It took me part of two days to climb over.
Near the top of the Simplon Pass is a house called a hospice where I once spent the night. It is a house where certain priests, called monks, live, and the reason the hospice was built there and the reason the monks live there is to provide a shelter for travelers and a place where they may rest safely in case they should be caught in a storm.
Few people now cross the pass, for it is so easy and so quick and so safe to go through the tunnel; but before the tunnel was made underneath there was no other way for people to go from Italy to Switzerland but over the top of the pass, and many people were traveling that way all the time. Snow-storms and blizzards were likely to happen almost any time, summer or winter, and often travelers would be lost and frozen to death. These good monks living in the hospice were the life-savers of the mountain pass. They had built little huts along the mountain pathway and they had large, strong, intelligent dogs called St. Bernards who were trained to go forth from the hospice when there was a storm, and search for travelers who might have been overcome, lost their way, or fallen in the snow. A dog would carry, strapped to his neck, a barrel filled with bread and wine. His sense of smell was so strong he could find a man even though buried in the snow, shake him back to his senses, and drag him to the nearest hut, to wait for food and drink until the storm should stop.
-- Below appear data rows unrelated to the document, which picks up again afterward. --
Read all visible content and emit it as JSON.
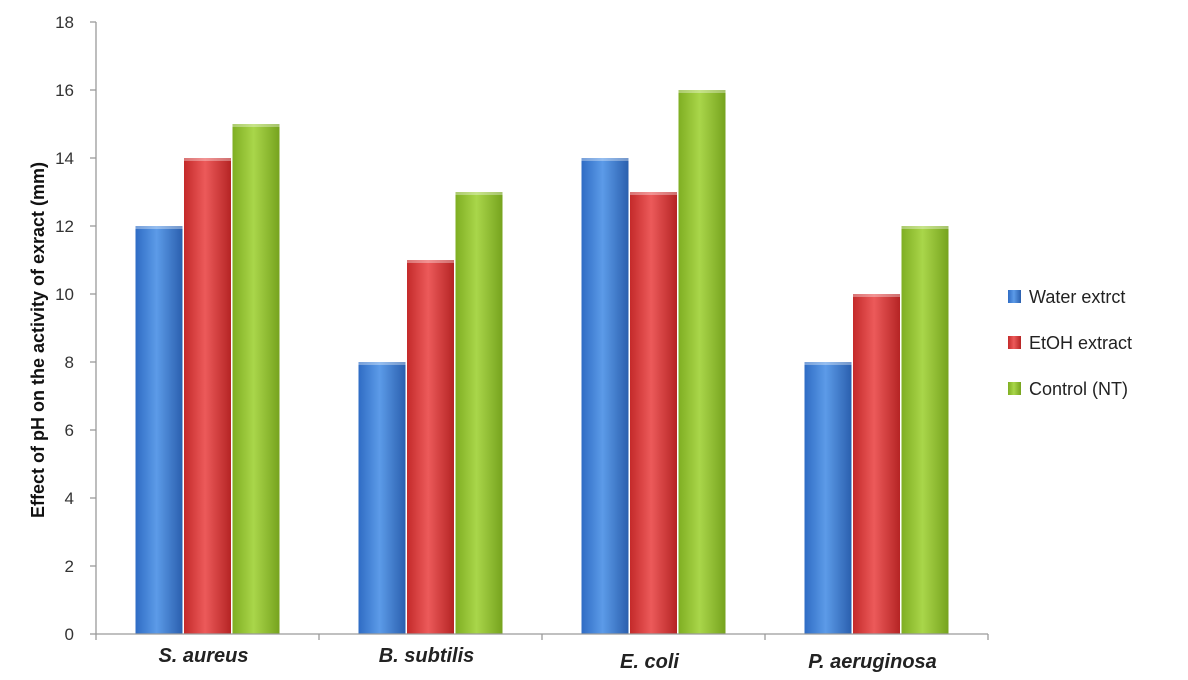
{
  "chart_data": {
    "type": "bar",
    "title": "",
    "xlabel": "",
    "ylabel": "Effect of pH on the activity of exract (mm)",
    "ylim": [
      0,
      18
    ],
    "yticks": [
      "0",
      "2",
      "4",
      "6",
      "8",
      "10",
      "12",
      "14",
      "16",
      "18"
    ],
    "categories": [
      "S. aureus",
      "B. subtilis",
      "E. coli",
      "P. aeruginosa"
    ],
    "series": [
      {
        "name": "Water extrct",
        "values": [
          12,
          8,
          14,
          8
        ],
        "color": "#3d7fd6"
      },
      {
        "name": "EtOH extract",
        "values": [
          14,
          11,
          13,
          10
        ],
        "color": "#d93a3a"
      },
      {
        "name": "Control (NT)",
        "values": [
          15,
          13,
          16,
          12
        ],
        "color": "#92c131"
      }
    ],
    "grid": false,
    "legend_position": "right"
  }
}
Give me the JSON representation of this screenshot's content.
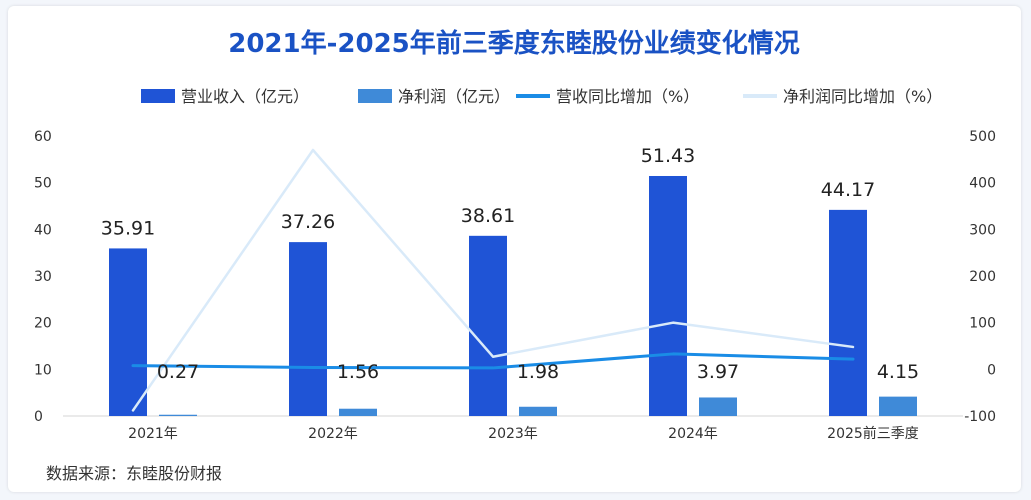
{
  "chart_data": {
    "type": "bar",
    "title": "2021年-2025年前三季度东睦股份业绩变化情况",
    "categories": [
      "2021年",
      "2022年",
      "2023年",
      "2024年",
      "2025前三季度"
    ],
    "series": [
      {
        "name": "营业收入（亿元）",
        "kind": "bar",
        "axis": "left",
        "color": "#1f54d6",
        "values": [
          35.91,
          37.26,
          38.61,
          51.43,
          44.17
        ],
        "labels": [
          "35.91",
          "37.26",
          "38.61",
          "51.43",
          "44.17"
        ]
      },
      {
        "name": "净利润（亿元）",
        "kind": "bar",
        "axis": "left",
        "color": "#3f8ad8",
        "values": [
          0.27,
          1.56,
          1.98,
          3.97,
          4.15
        ],
        "labels": [
          "0.27",
          "1.56",
          "1.98",
          "3.97",
          "4.15"
        ]
      },
      {
        "name": "营收同比增加（%）",
        "kind": "line",
        "axis": "right",
        "color": "#1a8ce6",
        "values": [
          8,
          4,
          3,
          33,
          22
        ]
      },
      {
        "name": "净利润同比增加（%）",
        "kind": "line",
        "axis": "right",
        "color": "#d9eaf9",
        "values": [
          -88,
          470,
          27,
          100,
          48
        ]
      }
    ],
    "ylim_left": [
      0,
      60
    ],
    "yticks_left": [
      "0",
      "10",
      "20",
      "30",
      "40",
      "50",
      "60"
    ],
    "ylim_right": [
      -100,
      500
    ],
    "yticks_right": [
      "-100",
      "0",
      "100",
      "200",
      "300",
      "400",
      "500"
    ],
    "legend": "top",
    "source": "数据来源：东睦股份财报"
  }
}
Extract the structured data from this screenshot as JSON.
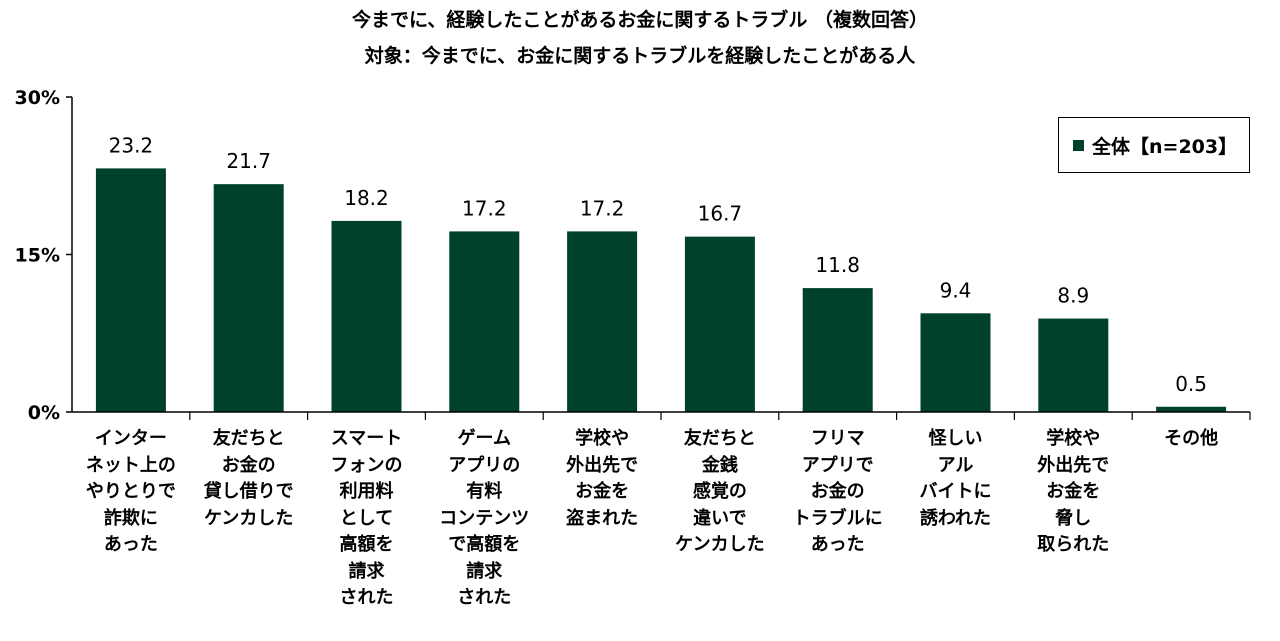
{
  "titles": {
    "line1": "今までに、経験したことがあるお金に関するトラブル （複数回答）",
    "line2": "対象：今までに、お金に関するトラブルを経験したことがある人"
  },
  "colors": {
    "bar": "#00412e",
    "axis": "#000000"
  },
  "chart_data": {
    "type": "bar",
    "title": "今までに、経験したことがあるお金に関するトラブル （複数回答）",
    "subtitle": "対象：今までに、お金に関するトラブルを経験したことがある人",
    "categories": [
      "インター\nネット上の\nやりとりで\n詐欺に\nあった",
      "友だちと\nお金の\n貸し借りで\nケンカした",
      "スマート\nフォンの\n利用料\nとして\n高額を\n請求\nされた",
      "ゲーム\nアプリの\n有料\nコンテンツ\nで高額を\n請求\nされた",
      "学校や\n外出先で\nお金を\n盗まれた",
      "友だちと\n金銭\n感覚の\n違いで\nケンカした",
      "フリマ\nアプリで\nお金の\nトラブルに\nあった",
      "怪しい\nアル\nバイトに\n誘われた",
      "学校や\n外出先で\nお金を\n脅し\n取られた",
      "その他"
    ],
    "series": [
      {
        "name": "全体【n=203】",
        "values": [
          23.2,
          21.7,
          18.2,
          17.2,
          17.2,
          16.7,
          11.8,
          9.4,
          8.9,
          0.5
        ],
        "labels": [
          "23.2",
          "21.7",
          "18.2",
          "17.2",
          "17.2",
          "16.7",
          "11.8",
          "9.4",
          "8.9",
          "0.5"
        ]
      }
    ],
    "ylim": [
      0,
      30
    ],
    "yticks": [
      0,
      15,
      30
    ],
    "ytick_labels": [
      "0%",
      "15%",
      "30%"
    ],
    "grid": false,
    "legend_position": "top-right"
  }
}
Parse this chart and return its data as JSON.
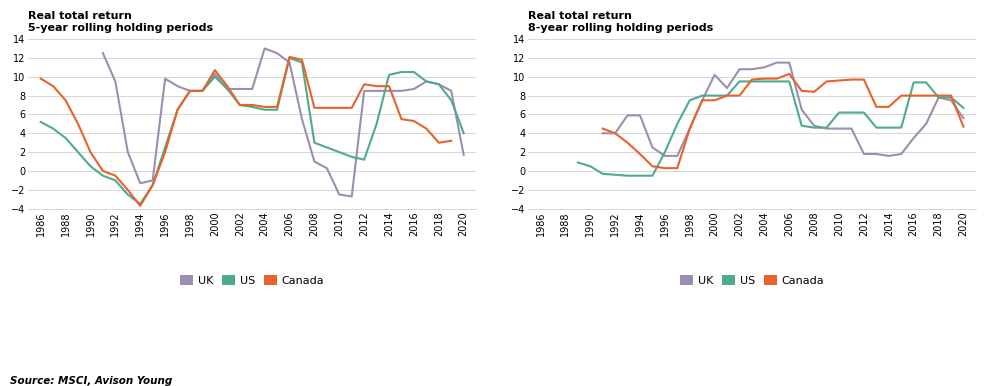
{
  "title_5yr_line1": "Real total return",
  "title_5yr_line2": "5-year rolling holding periods",
  "title_8yr_line1": "Real total return",
  "title_8yr_line2": "8-year rolling holding periods",
  "source": "Source: MSCI, Avison Young",
  "colors": {
    "UK": "#9b8eb2",
    "US": "#4dab8e",
    "Canada": "#e8622a"
  },
  "uk_5yr_x": [
    1991,
    1992,
    1993,
    1994,
    1995,
    1996,
    1997,
    1998,
    1999,
    2000,
    2001,
    2002,
    2003,
    2004,
    2005,
    2006,
    2007,
    2008,
    2009,
    2010,
    2011,
    2012,
    2013,
    2014,
    2015,
    2016,
    2017,
    2018,
    2019,
    2020
  ],
  "uk_5yr_y": [
    12.5,
    9.5,
    2.0,
    -1.3,
    -1.0,
    9.8,
    9.0,
    8.5,
    8.5,
    10.3,
    8.7,
    8.7,
    8.7,
    13.0,
    12.5,
    11.5,
    5.5,
    1.0,
    0.3,
    -2.5,
    -2.7,
    8.5,
    8.5,
    8.5,
    8.5,
    8.7,
    9.5,
    9.2,
    8.5,
    1.7
  ],
  "us_5yr_x": [
    1986,
    1987,
    1988,
    1989,
    1990,
    1991,
    1992,
    1993,
    1994,
    1995,
    1996,
    1997,
    1998,
    1999,
    2000,
    2001,
    2002,
    2003,
    2004,
    2005,
    2006,
    2007,
    2008,
    2009,
    2010,
    2011,
    2012,
    2013,
    2014,
    2015,
    2016,
    2017,
    2018,
    2019,
    2020
  ],
  "us_5yr_y": [
    5.2,
    4.5,
    3.5,
    2.0,
    0.5,
    -0.5,
    -1.0,
    -2.5,
    -3.5,
    -1.5,
    2.5,
    6.5,
    8.5,
    8.5,
    10.0,
    8.7,
    7.0,
    6.8,
    6.5,
    6.5,
    12.0,
    11.5,
    3.0,
    2.5,
    2.0,
    1.5,
    1.2,
    5.0,
    10.2,
    10.5,
    10.5,
    9.5,
    9.2,
    7.5,
    4.0
  ],
  "ca_5yr_x": [
    1986,
    1987,
    1988,
    1989,
    1990,
    1991,
    1992,
    1993,
    1994,
    1995,
    1996,
    1997,
    1998,
    1999,
    2000,
    2001,
    2002,
    2003,
    2004,
    2005,
    2006,
    2007,
    2008,
    2009,
    2010,
    2011,
    2012,
    2013,
    2014,
    2015,
    2016,
    2017,
    2018,
    2019
  ],
  "ca_5yr_y": [
    9.8,
    9.0,
    7.5,
    5.0,
    2.0,
    0.0,
    -0.5,
    -2.0,
    -3.7,
    -1.5,
    2.0,
    6.5,
    8.5,
    8.5,
    10.7,
    9.0,
    7.0,
    7.0,
    6.8,
    6.8,
    12.1,
    11.8,
    6.7,
    6.7,
    6.7,
    6.7,
    9.2,
    9.0,
    9.0,
    5.5,
    5.3,
    4.5,
    3.0,
    3.2
  ],
  "uk_8yr_x": [
    1991,
    1992,
    1993,
    1994,
    1995,
    1996,
    1997,
    1998,
    1999,
    2000,
    2001,
    2002,
    2003,
    2004,
    2005,
    2006,
    2007,
    2008,
    2009,
    2010,
    2011,
    2012,
    2013,
    2014,
    2015,
    2016,
    2017,
    2018,
    2019,
    2020
  ],
  "uk_8yr_y": [
    4.0,
    4.0,
    5.9,
    5.9,
    2.5,
    1.6,
    1.6,
    4.5,
    7.5,
    10.2,
    8.8,
    10.8,
    10.8,
    11.0,
    11.5,
    11.5,
    6.5,
    4.8,
    4.5,
    4.5,
    4.5,
    1.8,
    1.8,
    1.6,
    1.8,
    3.5,
    5.0,
    7.8,
    7.5,
    5.6
  ],
  "us_8yr_x": [
    1989,
    1990,
    1991,
    1992,
    1993,
    1994,
    1995,
    1996,
    1997,
    1998,
    1999,
    2000,
    2001,
    2002,
    2003,
    2004,
    2005,
    2006,
    2007,
    2008,
    2009,
    2010,
    2011,
    2012,
    2013,
    2014,
    2015,
    2016,
    2017,
    2018,
    2019,
    2020
  ],
  "us_8yr_y": [
    0.9,
    0.5,
    -0.3,
    -0.4,
    -0.5,
    -0.5,
    -0.5,
    2.0,
    5.0,
    7.5,
    8.0,
    8.0,
    8.0,
    9.5,
    9.5,
    9.5,
    9.5,
    9.5,
    4.8,
    4.6,
    4.6,
    6.2,
    6.2,
    6.2,
    4.6,
    4.6,
    4.6,
    9.4,
    9.4,
    7.8,
    7.8,
    6.7
  ],
  "ca_8yr_x": [
    1991,
    1992,
    1993,
    1994,
    1995,
    1996,
    1997,
    1998,
    1999,
    2000,
    2001,
    2002,
    2003,
    2004,
    2005,
    2006,
    2007,
    2008,
    2009,
    2010,
    2011,
    2012,
    2013,
    2014,
    2015,
    2016,
    2017,
    2018,
    2019,
    2020
  ],
  "ca_8yr_y": [
    4.5,
    4.0,
    3.0,
    1.8,
    0.5,
    0.3,
    0.3,
    4.5,
    7.5,
    7.5,
    8.0,
    8.0,
    9.7,
    9.8,
    9.8,
    10.3,
    8.5,
    8.4,
    9.5,
    9.6,
    9.7,
    9.7,
    6.8,
    6.8,
    8.0,
    8.0,
    8.0,
    8.0,
    8.0,
    4.7
  ]
}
The Simplon Hospice is one of the few places in the World where any one, whether he be rich man or poor man, saint or sinner, will be housed for the night, fed, and taken care of for nothing, without question and without charge.
Do you know the story of William Tell·Well, Switzerland has many lakes, but the most beautiful one is called the Lake of Light—Lake Lucerne—and on the shore of Lake Lucerne is a little church marking the spot where William Tell is supposed to have shot the apple off of his young son’s head.